Impacto direto no cuidado
Os resultados desse trabalho já começam a ser percebidos na prática assistencial.
“Hoje conseguimos observar, por meio dos dados e relatórios do sistema Epimed, uma melhora significativa nas respostas e tratativas dos gestores, além da redução no número de eventos classificados como ‘outra natureza’. Ainda temos muito a evoluir, mas momentos como essa capacitação fortalecem esse processo”, afirma Jéssica Aquino, enfermeira do Núcleo de Segurança do Paciente e Qualidade.
Segundo ela, o impacto vai além dos indicadores.
“A gestão de eventos permite transformar possíveis erros em oportunidades de melhoria. O principal objetivo é trabalhar para que eventos adversos não ocorram”, pontua.

Segurança que também cuida de quem cuida
Além de impactar diretamente o paciente, a gestão de eventos também contribui para um ambiente mais seguro para os colaboradores.
“Quando bem aplicada, essa gestão transforma um ambiente punitivo em um ambiente de aprendizado. O foco deixa de ser quem errou e passa a ser por que o erro aconteceu”, explica Camila Benites, enfermeira supervisora da oncologia.

Esse movimento fortalece a cultura justa, melhora processos e reduz riscos ocupacionais — especialmente para equipes que atuam diretamente na assistência.
“A partir do momento em que o colaborador percebe que sua notificação gera mudanças reais, como ajustes de protocolo ou melhorias nos equipamentos, ele entende que sua voz tem valor. Isso fortalece a confiança, reduz o estresse e aumenta o engajamento das equipes”, destaca.

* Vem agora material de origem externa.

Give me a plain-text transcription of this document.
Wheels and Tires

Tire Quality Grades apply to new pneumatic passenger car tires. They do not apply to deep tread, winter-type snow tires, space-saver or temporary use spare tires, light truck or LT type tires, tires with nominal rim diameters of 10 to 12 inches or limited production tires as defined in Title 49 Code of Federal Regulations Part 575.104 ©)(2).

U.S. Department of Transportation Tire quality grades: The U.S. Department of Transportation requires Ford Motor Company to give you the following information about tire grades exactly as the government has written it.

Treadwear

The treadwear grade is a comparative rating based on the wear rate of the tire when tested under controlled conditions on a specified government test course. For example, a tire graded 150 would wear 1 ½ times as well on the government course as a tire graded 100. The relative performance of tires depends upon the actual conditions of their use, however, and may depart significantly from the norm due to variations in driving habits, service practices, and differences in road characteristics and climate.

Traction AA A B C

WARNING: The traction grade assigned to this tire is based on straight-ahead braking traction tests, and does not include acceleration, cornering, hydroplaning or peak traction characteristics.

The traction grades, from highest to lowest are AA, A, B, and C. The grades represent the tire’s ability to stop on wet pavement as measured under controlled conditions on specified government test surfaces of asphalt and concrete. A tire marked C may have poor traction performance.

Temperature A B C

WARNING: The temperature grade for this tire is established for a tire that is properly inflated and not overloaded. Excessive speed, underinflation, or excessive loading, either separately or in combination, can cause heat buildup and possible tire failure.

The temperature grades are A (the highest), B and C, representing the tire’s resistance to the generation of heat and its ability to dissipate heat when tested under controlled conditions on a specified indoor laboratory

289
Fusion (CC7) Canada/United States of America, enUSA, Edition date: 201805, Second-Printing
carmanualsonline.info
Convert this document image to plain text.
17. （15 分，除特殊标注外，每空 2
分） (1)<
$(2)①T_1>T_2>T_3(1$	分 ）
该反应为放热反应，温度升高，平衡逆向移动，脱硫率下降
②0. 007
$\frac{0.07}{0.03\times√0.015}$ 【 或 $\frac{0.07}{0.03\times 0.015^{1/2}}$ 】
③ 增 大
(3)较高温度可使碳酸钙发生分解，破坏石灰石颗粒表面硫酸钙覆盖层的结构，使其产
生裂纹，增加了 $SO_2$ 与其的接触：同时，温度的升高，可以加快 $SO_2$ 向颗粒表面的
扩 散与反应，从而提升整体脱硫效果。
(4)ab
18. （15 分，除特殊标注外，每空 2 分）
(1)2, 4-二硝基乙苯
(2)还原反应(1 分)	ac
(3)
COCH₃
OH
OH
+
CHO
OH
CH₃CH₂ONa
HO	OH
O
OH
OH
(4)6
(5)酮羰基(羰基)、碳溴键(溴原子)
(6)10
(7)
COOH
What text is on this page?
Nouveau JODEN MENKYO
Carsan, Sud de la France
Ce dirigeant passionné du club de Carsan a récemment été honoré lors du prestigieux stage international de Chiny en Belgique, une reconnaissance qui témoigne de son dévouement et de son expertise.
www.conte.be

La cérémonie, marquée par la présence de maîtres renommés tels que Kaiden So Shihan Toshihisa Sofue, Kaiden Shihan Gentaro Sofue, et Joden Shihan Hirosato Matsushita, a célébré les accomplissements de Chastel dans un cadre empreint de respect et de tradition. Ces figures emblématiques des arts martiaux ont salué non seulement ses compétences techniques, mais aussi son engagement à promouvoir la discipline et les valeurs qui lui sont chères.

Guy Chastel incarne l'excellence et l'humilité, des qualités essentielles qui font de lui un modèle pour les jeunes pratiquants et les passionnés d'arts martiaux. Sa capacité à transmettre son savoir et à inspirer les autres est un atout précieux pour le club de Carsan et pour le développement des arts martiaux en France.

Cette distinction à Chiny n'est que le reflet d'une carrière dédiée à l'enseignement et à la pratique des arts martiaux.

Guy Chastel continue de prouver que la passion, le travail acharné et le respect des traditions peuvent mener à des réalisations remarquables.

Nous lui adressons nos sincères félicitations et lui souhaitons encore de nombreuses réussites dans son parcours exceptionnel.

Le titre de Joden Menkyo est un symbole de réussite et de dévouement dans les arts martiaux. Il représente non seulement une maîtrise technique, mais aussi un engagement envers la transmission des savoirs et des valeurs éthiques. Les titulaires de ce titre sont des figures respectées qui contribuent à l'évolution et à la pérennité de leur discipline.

Um movimento institucional
Mais do que uma ação pontual, a capacitação integra um movimento institucional mais amplo, que busca fortalecer a cultura de segurança por meio do engajamento das equipes, estímulo à notificação e integração multiprofissional.
Ao investir na gestão de eventos, o Hospital Adventista de Belém reafirma seu compromisso com a excelência assistencial, a segurança e a construção de um ambiente de cuidado que protege não apenas quem é atendido — mas também quem está na linha de frente.
Porque, dentro de um hospital, segurança não é apenas protocolo.
É cultura. É processo. E, sobretudo, é responsabilidade compartilhada.